How to break up with your phone and reclaim 60 days of your life per year

The moment Catherine Price realised her relationship with her phone was “toxic” – despite it being “normal” – was shortly after she had a newborn baby.

The American science journalist, founder of Screen/Life Balance and New York Times bestselling author of How to Break Up With Your Phone realised her daughter was looking up at her, and she was looking at her feed.

“I saw that moment as it would appear to someone on the outside. It’s not how I wanted to be interacting with my daughter, or modelling for her,” Price said.

In the third instalment of Dominic Bowden’s WellBeings podcast, she explained how phones are hijacking our dopamine, our attention-spans, and our time for the things that bring us joy – and how to fight back.

“I think everyone can relate to the question: Who is in control, you or the phone?” podcast host Bowden said.

Before the pandemic, the average person was spending four hours a day on their phones (not accounting for any other type of screen), said Price. That’s 60 full 24-hour days a year, or about a quarter of your waking life.

Ask yourself: Is that intentional?

A number of factors fuel our addition to our phones, Price said, so don’t blame yourself for losing this battle. Essentially, you’re fighting your own biochemistry.

Firstly, you’re up against app developers who engineer their products to hold attention, because that’s how they make money.

“The more time you spend on Facebook, or the apps it owns like WhatsApp or Instagram, the more time it has to show you ads, and gather data on you, so it can show you more targeted ads in future.

“Every minute you spend online is a minute you spend making money for someone else,” Price said.

Number two: We keep phones in our pockets. Any addiction specialist will tell you ease of access is a big hurdle, Price said.

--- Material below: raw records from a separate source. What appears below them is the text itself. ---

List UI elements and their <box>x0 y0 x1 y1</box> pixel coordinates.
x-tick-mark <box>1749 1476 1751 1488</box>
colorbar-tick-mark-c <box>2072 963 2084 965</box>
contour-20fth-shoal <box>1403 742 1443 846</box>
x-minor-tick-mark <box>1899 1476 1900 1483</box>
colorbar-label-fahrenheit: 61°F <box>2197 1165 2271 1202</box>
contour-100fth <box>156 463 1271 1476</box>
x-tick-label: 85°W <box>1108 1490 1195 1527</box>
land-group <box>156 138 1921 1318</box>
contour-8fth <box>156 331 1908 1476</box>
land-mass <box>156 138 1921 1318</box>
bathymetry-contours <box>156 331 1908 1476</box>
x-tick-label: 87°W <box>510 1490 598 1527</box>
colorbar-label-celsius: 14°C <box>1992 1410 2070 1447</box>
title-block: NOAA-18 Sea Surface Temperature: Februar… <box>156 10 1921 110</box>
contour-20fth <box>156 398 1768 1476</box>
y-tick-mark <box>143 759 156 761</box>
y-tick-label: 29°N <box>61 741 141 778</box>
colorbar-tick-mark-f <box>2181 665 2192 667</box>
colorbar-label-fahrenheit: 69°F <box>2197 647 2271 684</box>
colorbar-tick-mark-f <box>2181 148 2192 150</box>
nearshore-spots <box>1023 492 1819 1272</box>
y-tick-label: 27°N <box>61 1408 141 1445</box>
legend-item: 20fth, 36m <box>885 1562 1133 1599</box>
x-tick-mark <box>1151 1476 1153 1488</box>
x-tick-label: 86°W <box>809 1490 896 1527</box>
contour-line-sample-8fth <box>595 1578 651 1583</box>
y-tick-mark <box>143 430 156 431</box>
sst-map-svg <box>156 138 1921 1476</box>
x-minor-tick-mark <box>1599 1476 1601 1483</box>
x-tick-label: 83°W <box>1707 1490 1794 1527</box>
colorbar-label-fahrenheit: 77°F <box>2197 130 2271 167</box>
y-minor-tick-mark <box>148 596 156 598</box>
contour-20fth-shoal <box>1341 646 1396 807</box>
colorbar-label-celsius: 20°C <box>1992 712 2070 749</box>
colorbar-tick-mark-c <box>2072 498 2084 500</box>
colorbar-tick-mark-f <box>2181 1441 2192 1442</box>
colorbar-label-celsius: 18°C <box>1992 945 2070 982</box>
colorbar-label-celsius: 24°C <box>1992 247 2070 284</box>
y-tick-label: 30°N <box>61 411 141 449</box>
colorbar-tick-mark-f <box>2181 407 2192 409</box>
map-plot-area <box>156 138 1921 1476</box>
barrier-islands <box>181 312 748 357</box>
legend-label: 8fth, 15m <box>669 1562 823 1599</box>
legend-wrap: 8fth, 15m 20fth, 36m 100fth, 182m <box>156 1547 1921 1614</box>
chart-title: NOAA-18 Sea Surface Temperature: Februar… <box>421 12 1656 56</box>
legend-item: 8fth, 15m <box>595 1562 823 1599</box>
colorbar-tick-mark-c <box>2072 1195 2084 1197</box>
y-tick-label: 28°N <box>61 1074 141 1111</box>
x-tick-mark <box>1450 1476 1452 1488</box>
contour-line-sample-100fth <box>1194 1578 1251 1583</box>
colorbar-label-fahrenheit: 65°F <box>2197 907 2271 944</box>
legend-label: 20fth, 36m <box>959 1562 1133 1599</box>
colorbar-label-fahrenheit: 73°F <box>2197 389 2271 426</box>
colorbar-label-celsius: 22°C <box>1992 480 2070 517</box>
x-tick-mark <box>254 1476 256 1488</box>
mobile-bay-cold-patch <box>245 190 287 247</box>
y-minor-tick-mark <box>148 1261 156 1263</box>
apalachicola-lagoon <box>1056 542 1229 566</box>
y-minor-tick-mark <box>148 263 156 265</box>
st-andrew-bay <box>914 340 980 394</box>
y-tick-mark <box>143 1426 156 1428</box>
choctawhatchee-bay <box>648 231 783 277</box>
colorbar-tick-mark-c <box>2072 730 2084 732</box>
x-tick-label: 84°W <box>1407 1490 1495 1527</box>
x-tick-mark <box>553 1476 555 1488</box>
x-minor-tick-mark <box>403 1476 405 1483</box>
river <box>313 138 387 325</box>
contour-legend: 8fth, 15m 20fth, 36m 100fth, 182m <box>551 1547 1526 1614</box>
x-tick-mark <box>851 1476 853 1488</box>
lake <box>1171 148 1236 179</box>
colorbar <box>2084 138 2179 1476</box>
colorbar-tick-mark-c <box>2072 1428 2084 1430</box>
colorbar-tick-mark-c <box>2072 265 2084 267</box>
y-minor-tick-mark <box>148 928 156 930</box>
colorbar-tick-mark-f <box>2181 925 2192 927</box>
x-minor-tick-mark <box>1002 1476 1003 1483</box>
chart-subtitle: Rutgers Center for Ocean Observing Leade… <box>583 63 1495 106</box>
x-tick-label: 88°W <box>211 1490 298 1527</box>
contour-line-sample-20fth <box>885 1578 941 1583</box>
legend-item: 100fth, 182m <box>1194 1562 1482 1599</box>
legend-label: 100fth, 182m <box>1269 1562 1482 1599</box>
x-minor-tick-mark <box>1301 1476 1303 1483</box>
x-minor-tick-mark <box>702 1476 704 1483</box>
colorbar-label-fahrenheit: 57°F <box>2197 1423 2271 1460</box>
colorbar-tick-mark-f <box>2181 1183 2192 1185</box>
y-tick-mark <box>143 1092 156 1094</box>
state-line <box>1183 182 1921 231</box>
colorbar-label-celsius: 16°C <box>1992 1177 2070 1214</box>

An alcoholic shouldn’t keep beer in the fridge. Someone quitting smoking shouldn’t keep a pack nearby. But we keep phones at an arm’s length, and a lot of time, scrolling is so habitual that we don’t even realise we’re doing it.

Price recommends putting a rubber band around your phone. That causes you to pause when you reach for it, and to notice you’ve picked it up.

“The next step is to investigate why you picked up your phone. Did you have a purpose? To check your email? To check the news? To call someone?”

Chances are there was an emotional cue, Price said. Maybe you were feeling anxious and wanted soothing; bored and wanted a distraction; or lonely and wanted connection.

Then ask yourself: What else could I do? That could be talking to a friend or coworker nearby, or meditating, stretching, or reading.

“If the answer is you just want to be on your phone, that’s fine. Just be intentional,” Price said.

Developers bake dopamine triggers into design so that when someone looks at their phone, they hardwire their brain to look again and again.

“On our phone, unpredictable rewards are social affirmation in the form of a like or comments. Or the receipt of new information,” Price said.

Price doesn’t think people should ditch their screens completely.

“Screens are enjoyable, useful, and necessary – especially in a Covid-19 world. But most people would admit they don’t feel great about how much time they spend on them,” she said.

Don’t worry, though, there are some practical ways to reduce screen time.

Get a real alarm clock

Most of us sleep with our phones next to our beds, and use them as alarm clocks. That means you have to touch your phone first thing in the morning, before you do anything else.

Using phones before bed also seriously screws with good sleep, because you’re looking at blue light and stimulating content right before you try to rest.

Set physical boundaries

Price charges her phone in a closet. So if she wants to check it after the end of the day, she can, but she has to get up. Creating distance between you and the phone means you’re less likely to doom scroll on the couch, with TV, or a social occasion going on in the background.

You can also designate places like the dinner table as ‘no phone zones’.

Reduce dopamine triggers & ease of access

“Get anything you could lose yourself in off your home screen.”

Yes, that means TikTok. Price doesn’t have email, news apps, or social media on her phone at all.

Try a digital Sabbath

Pick one day each week when you don’t use technology. Friday to Saturday is a good option.

“If that freaks you out, that indicates how much you need it.”

“You’ll feel very twitchy and anxious the first night. But then you’ll be astonished by how time seems to slow down.”